Enhanced Barrier Property for Polyethylene Terephthalate-Polyethylene Naphthalate Copolymer by In Situ Polymerization with Graphene Oxide Nanosheets

In this paper, a series of polyethylene terephthalate-polyethylene naphthalate copolymer (PETN) composites with high oxygen barrier properties are prepared by introducing trace of graphene oxide (GO) during the in situ polymerization.
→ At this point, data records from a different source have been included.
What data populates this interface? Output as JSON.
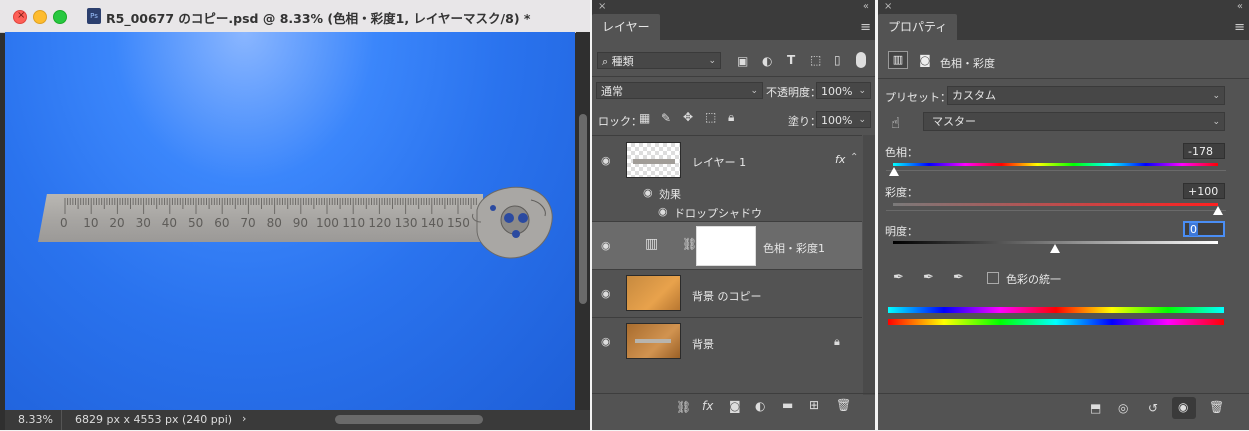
{
  "document": {
    "title": "R5_00677 のコピー.psd @ 8.33% (色相・彩度1, レイヤーマスク/8) *",
    "file_badge": "Ps",
    "zoom": "8.33%",
    "doc_info": "6829 px x 4553 px (240 ppi)",
    "info_arrow": "›",
    "ruler_numbers": [
      "0",
      "10",
      "20",
      "30",
      "40",
      "50",
      "60",
      "70",
      "80",
      "90",
      "100",
      "110",
      "120",
      "130",
      "140",
      "150"
    ]
  },
  "layers_panel": {
    "tab": "レイヤー",
    "filter_label": "種類",
    "blend_mode": "通常",
    "opacity_label": "不透明度：",
    "opacity_value": "100%",
    "lock_label": "ロック：",
    "fill_label": "塗り：",
    "fill_value": "100%",
    "layers": [
      {
        "name": "レイヤー 1",
        "fx": "fx"
      },
      {
        "name": "色相・彩度1"
      },
      {
        "name": "背景 のコピー"
      },
      {
        "name": "背景"
      }
    ],
    "effects_label": "効果",
    "drop_shadow_label": "ドロップシャドウ",
    "footer_fx": "fx"
  },
  "properties_panel": {
    "tab": "プロパティ",
    "header_title": "色相・彩度",
    "preset_label": "プリセット：",
    "preset_value": "カスタム",
    "channel_value": "マスター",
    "hue_label": "色相：",
    "hue_value": "-178",
    "saturation_label": "彩度：",
    "saturation_value": "+100",
    "lightness_label": "明度：",
    "lightness_value": "0",
    "colorize_label": "色彩の統一"
  },
  "colors": {
    "panel_bg": "#535353",
    "canvas_blue": "#2a73ee",
    "tab_header": "#3b3b3b"
  }
}
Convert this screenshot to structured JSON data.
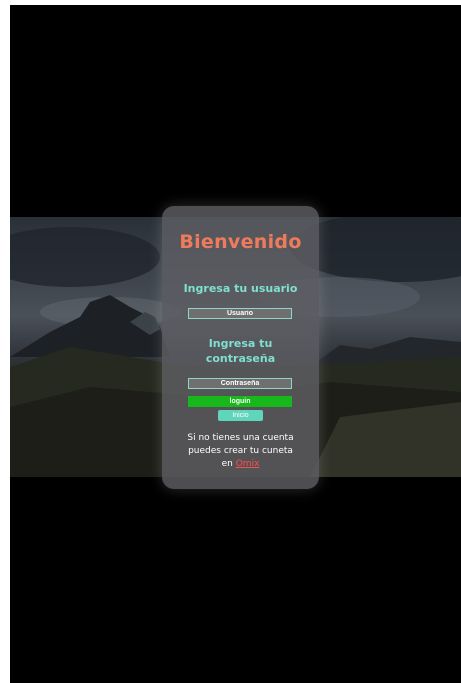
{
  "login": {
    "title": "Bienvenido",
    "user_label": "Ingresa tu usuario",
    "user_placeholder": "Usuario",
    "pass_label_line1": "Ingresa tu",
    "pass_label_line2": "contraseña",
    "pass_placeholder": "Contraseña",
    "login_button": "loguin",
    "home_button": "Inicio",
    "note_line1": "Si no tienes una cuenta",
    "note_line2": "puedes crear tu cuneta",
    "note_prefix": "en",
    "register_link": "Omix"
  },
  "colors": {
    "title": "#f07b5c",
    "label": "#7fe0cf",
    "login_button": "#16b81a",
    "home_button": "#5fd5bb",
    "link": "#ff4d4d"
  }
}
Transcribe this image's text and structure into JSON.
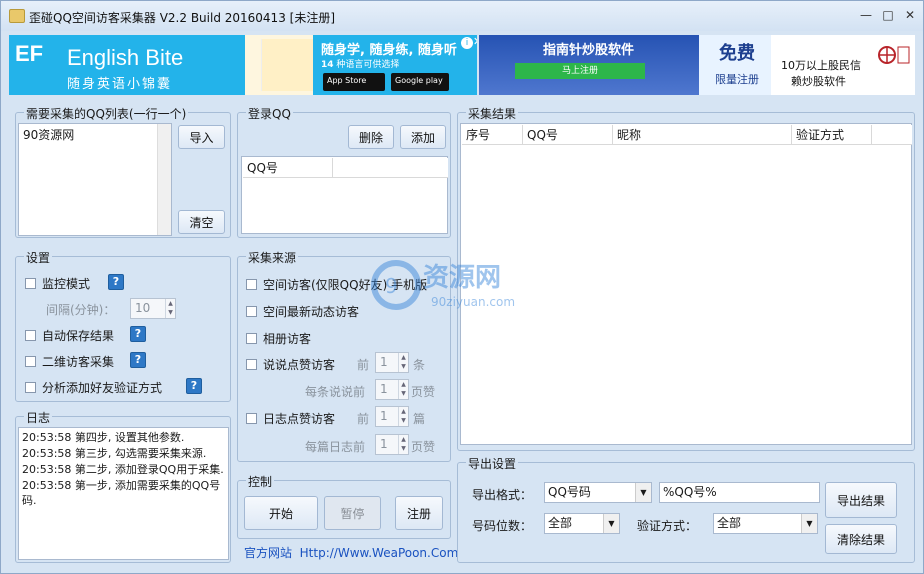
{
  "window": {
    "title": "歪碰QQ空间访客采集器 V2.2 Build 20160413 [未注册]",
    "min_glyph": "—",
    "max_glyph": "□",
    "close_glyph": "✕"
  },
  "ads": {
    "left": {
      "brand": "English Bite",
      "subtitle": "随身英语小锦囊",
      "slogan": "随身学, 随身练, 随身听",
      "slogan2_num": "14",
      "slogan2": "种语言可供选择",
      "app_store": "App Store",
      "google_play": "Google play",
      "logo": "EF"
    },
    "right": {
      "title": "指南针炒股软件",
      "register": "马上注册",
      "free": "免费",
      "free_sub": "限量注册",
      "line1": "10万以上股民信",
      "line2": "赖炒股软件"
    }
  },
  "qq_list": {
    "legend": "需要采集的QQ列表(一行一个)",
    "content": "90资源网",
    "import_btn": "导入",
    "clear_btn": "清空"
  },
  "login": {
    "legend": "登录QQ",
    "delete_btn": "删除",
    "add_btn": "添加",
    "col_qq": "QQ号"
  },
  "settings": {
    "legend": "设置",
    "monitor": "监控模式",
    "interval_label": "间隔(分钟)：",
    "interval_value": "10",
    "auto_save": "自动保存结果",
    "qrcode": "二维访客采集",
    "analyze": "分析添加好友验证方式",
    "help": "?"
  },
  "source": {
    "legend": "采集来源",
    "space_visitor": "空间访客(仅限QQ好友) 手机版",
    "recent_visitor": "空间最新动态访客",
    "album_visitor": "相册访客",
    "shuoshuo_like": "说说点赞访客",
    "front": "前",
    "shuoshuo_count": "1",
    "tiao": "条",
    "per_shuoshuo": "每条说说前",
    "per_shuoshuo_val": "1",
    "pages": "页赞",
    "blog_like": "日志点赞访客",
    "blog_count": "1",
    "pian": "篇",
    "per_blog": "每篇日志前",
    "per_blog_val": "1"
  },
  "log": {
    "legend": "日志",
    "lines": [
      "20:53:58   第四步, 设置其他参数.",
      "20:53:58   第三步, 勾选需要采集来源.",
      "20:53:58   第二步, 添加登录QQ用于采集.",
      "20:53:58   第一步, 添加需要采集的QQ号码."
    ]
  },
  "control": {
    "legend": "控制",
    "start": "开始",
    "pause": "暂停",
    "register": "注册",
    "site_label": "官方网站",
    "site_url": "Http://Www.WeaPoon.Com"
  },
  "results": {
    "legend": "采集结果",
    "columns": [
      "序号",
      "QQ号",
      "昵称",
      "验证方式"
    ]
  },
  "export": {
    "legend": "导出设置",
    "format_label": "导出格式：",
    "format_value": "QQ号码",
    "format_template": "%QQ号%",
    "digits_label": "号码位数：",
    "digits_value": "全部",
    "verify_label": "验证方式：",
    "verify_value": "全部",
    "export_btn": "导出结果",
    "clear_btn": "清除结果"
  },
  "watermark": {
    "text": "资源网",
    "url": "90ziyuan.com"
  }
}
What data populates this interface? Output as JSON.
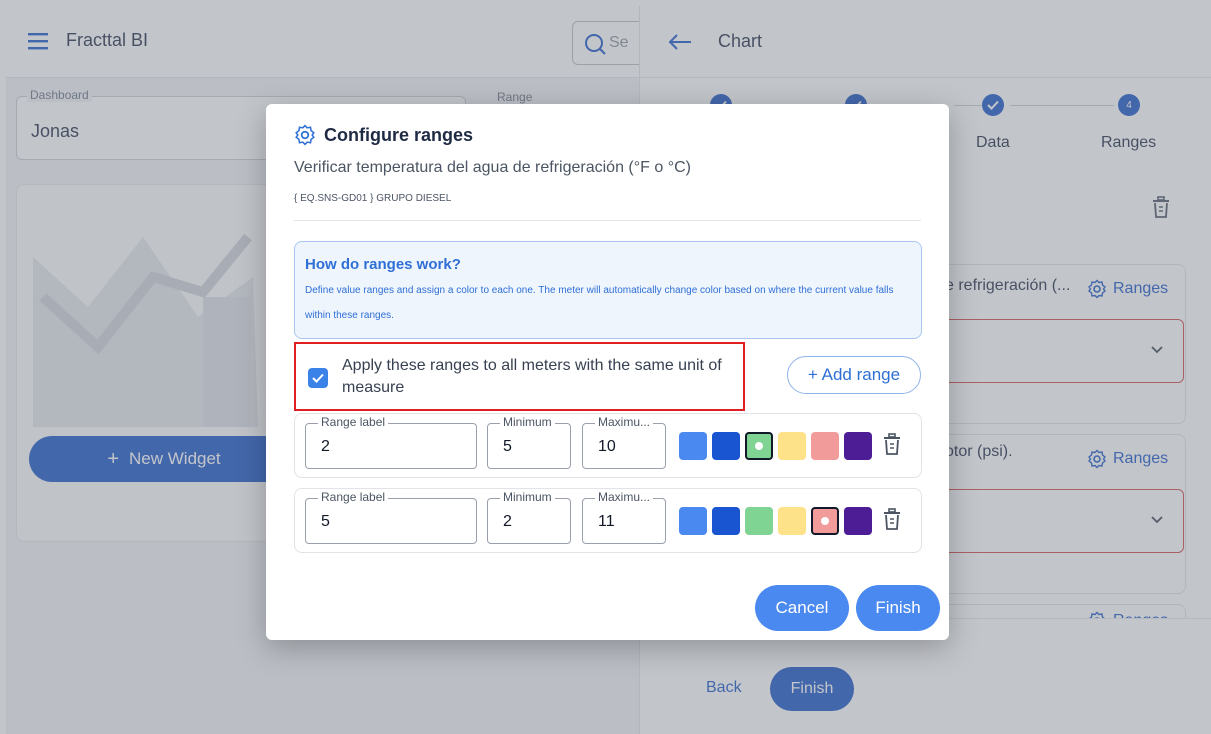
{
  "left": {
    "app_title": "Fracttal BI",
    "search_placeholder": "Se",
    "dashboard_label": "Dashboard",
    "dashboard_value": "Jonas",
    "range_label": "Range",
    "new_widget_label": "New Widget"
  },
  "drawer": {
    "title": "Chart",
    "steps": [
      {
        "label": "",
        "status": "done"
      },
      {
        "label": "",
        "status": "done"
      },
      {
        "label": "Data",
        "status": "done"
      },
      {
        "label": "Ranges",
        "number": "4",
        "status": "current"
      }
    ],
    "meters": [
      {
        "title": "e refrigeración (...",
        "ranges_label": "Ranges"
      },
      {
        "title": "otor (psi).",
        "ranges_label": "Ranges"
      },
      {
        "title": "",
        "ranges_label": "Ranges"
      }
    ],
    "back_label": "Back",
    "finish_label": "Finish"
  },
  "modal": {
    "title": "Configure ranges",
    "subtitle": "Verificar temperatura del agua de refrigeración (°F o °C)",
    "equipment": "{ EQ.SNS-GD01 } GRUPO DIESEL",
    "info_title": "How do ranges work?",
    "info_text": "Define value ranges and assign a color to each one. The meter will automatically change color based on where the current value falls within these ranges.",
    "apply_label": "Apply these ranges to all meters with the same unit of measure",
    "apply_checked": true,
    "add_range_label": "+ Add range",
    "field_labels": {
      "label": "Range label",
      "minimum": "Minimum",
      "maximum": "Maximu..."
    },
    "palette": [
      "#4a8af0",
      "#1954d1",
      "#7fd494",
      "#fde28a",
      "#f19b9b",
      "#4c1d95"
    ],
    "ranges": [
      {
        "label": "2",
        "minimum": "5",
        "maximum": "10",
        "selected_color": 2
      },
      {
        "label": "5",
        "minimum": "2",
        "maximum": "11",
        "selected_color": 4
      }
    ],
    "cancel_label": "Cancel",
    "finish_label": "Finish"
  }
}
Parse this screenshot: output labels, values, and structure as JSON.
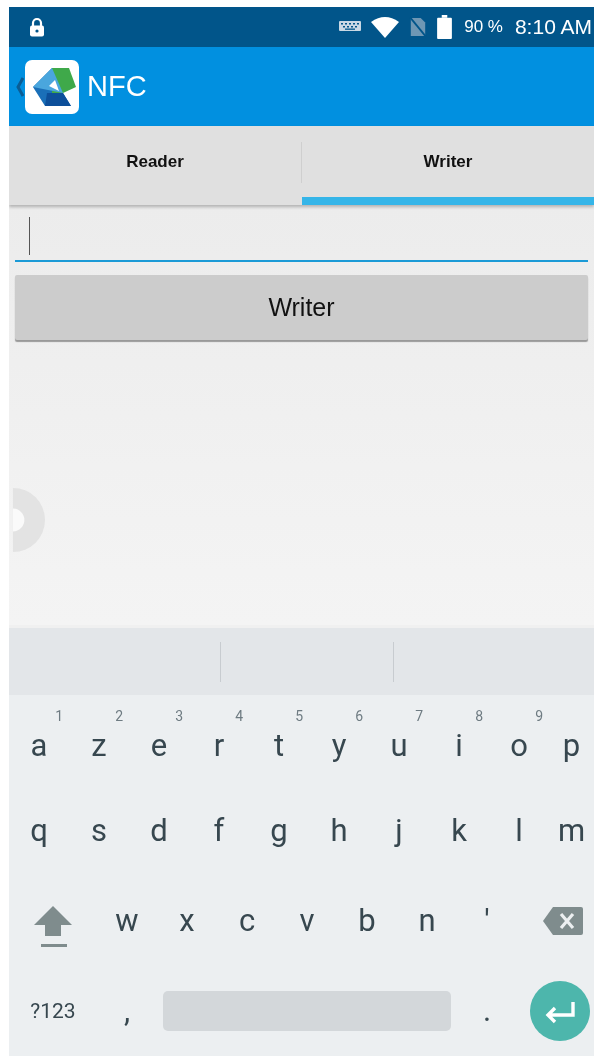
{
  "status_bar": {
    "battery": "90 %",
    "time": "8:10 AM"
  },
  "app_bar": {
    "title": "NFC"
  },
  "tabs": [
    {
      "label": "Reader",
      "selected": false
    },
    {
      "label": "Writer",
      "selected": true
    }
  ],
  "text_field": {
    "focused": true
  },
  "write_button": {
    "label": "Writer"
  },
  "keyboard": {
    "rows": [
      [
        {
          "kind": "char",
          "label": "a",
          "hint": "1"
        },
        {
          "kind": "char",
          "label": "z",
          "hint": "2"
        },
        {
          "kind": "char",
          "label": "e",
          "hint": "3"
        },
        {
          "kind": "char",
          "label": "r",
          "hint": "4"
        },
        {
          "kind": "char",
          "label": "t",
          "hint": "5"
        },
        {
          "kind": "char",
          "label": "y",
          "hint": "6"
        },
        {
          "kind": "char",
          "label": "u",
          "hint": "7"
        },
        {
          "kind": "char",
          "label": "i",
          "hint": "8"
        },
        {
          "kind": "char",
          "label": "o",
          "hint": "9"
        },
        {
          "kind": "char",
          "label": "p"
        }
      ],
      [
        {
          "kind": "char",
          "label": "q"
        },
        {
          "kind": "char",
          "label": "s"
        },
        {
          "kind": "char",
          "label": "d"
        },
        {
          "kind": "char",
          "label": "f"
        },
        {
          "kind": "char",
          "label": "g"
        },
        {
          "kind": "char",
          "label": "h"
        },
        {
          "kind": "char",
          "label": "j"
        },
        {
          "kind": "char",
          "label": "k"
        },
        {
          "kind": "char",
          "label": "l"
        },
        {
          "kind": "char",
          "label": "m"
        }
      ],
      [
        {
          "kind": "shift"
        },
        {
          "kind": "char",
          "label": "w"
        },
        {
          "kind": "char",
          "label": "x"
        },
        {
          "kind": "char",
          "label": "c"
        },
        {
          "kind": "char",
          "label": "v"
        },
        {
          "kind": "char",
          "label": "b"
        },
        {
          "kind": "char",
          "label": "n"
        },
        {
          "kind": "char",
          "label": "'"
        },
        {
          "kind": "backspace"
        }
      ],
      [
        {
          "kind": "mode",
          "label": "?123"
        },
        {
          "kind": "char",
          "label": ","
        },
        {
          "kind": "space"
        },
        {
          "kind": "char",
          "label": "."
        },
        {
          "kind": "enter"
        }
      ]
    ]
  }
}
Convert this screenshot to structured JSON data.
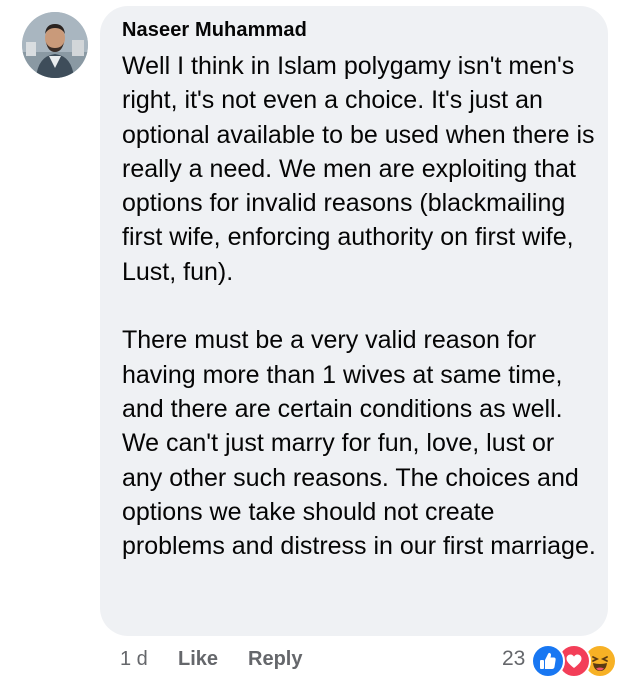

The single-layer GO nanosheets with large lateral size (approximate to 1.8 mu m) and abundant functional groups are prepared by a combination of chemical exfoliation and solvent exchange. During the in situ polymerization process, some surface region of GO is grafted by PETN molecular chains with the grafting rate being 80%, which enhanced the interfacial interaction between GO and PETN matrix. Furthermore, the ungrafting surface region of GO is thermally reduced to the complete graphene. Due to the in-plane stacking of grafted GO and reduced GO, and the increased crystallinity of PETN matrix, the oxygen transport path of the PETN film is greatly prolonged, which endowed the PETN nanocomposite films with highly improved oxygen barrier performance. When the GO content is only 0.1 wt%, the oxygen permeability coefficient of the nanocomposite films is as low as 38.9 cc mil m(-2) d(-1) 0.1 MPa-1, which is approximate to 4.5 times lower than that of the pure PETN film. This work provides a new idea for the preparation of polyester materials with high oxygen barrier performance.

Automated summary

In this paper, PETN composites with high oxygen barrier properties are prepared by introducing trace amounts of graphene oxide (GO) during the in situ polymerization process. The interfacial interaction between GO and PETN matrix is enhanced, leading to highly improved oxygen barrier performance of the PETN nanocomposite films.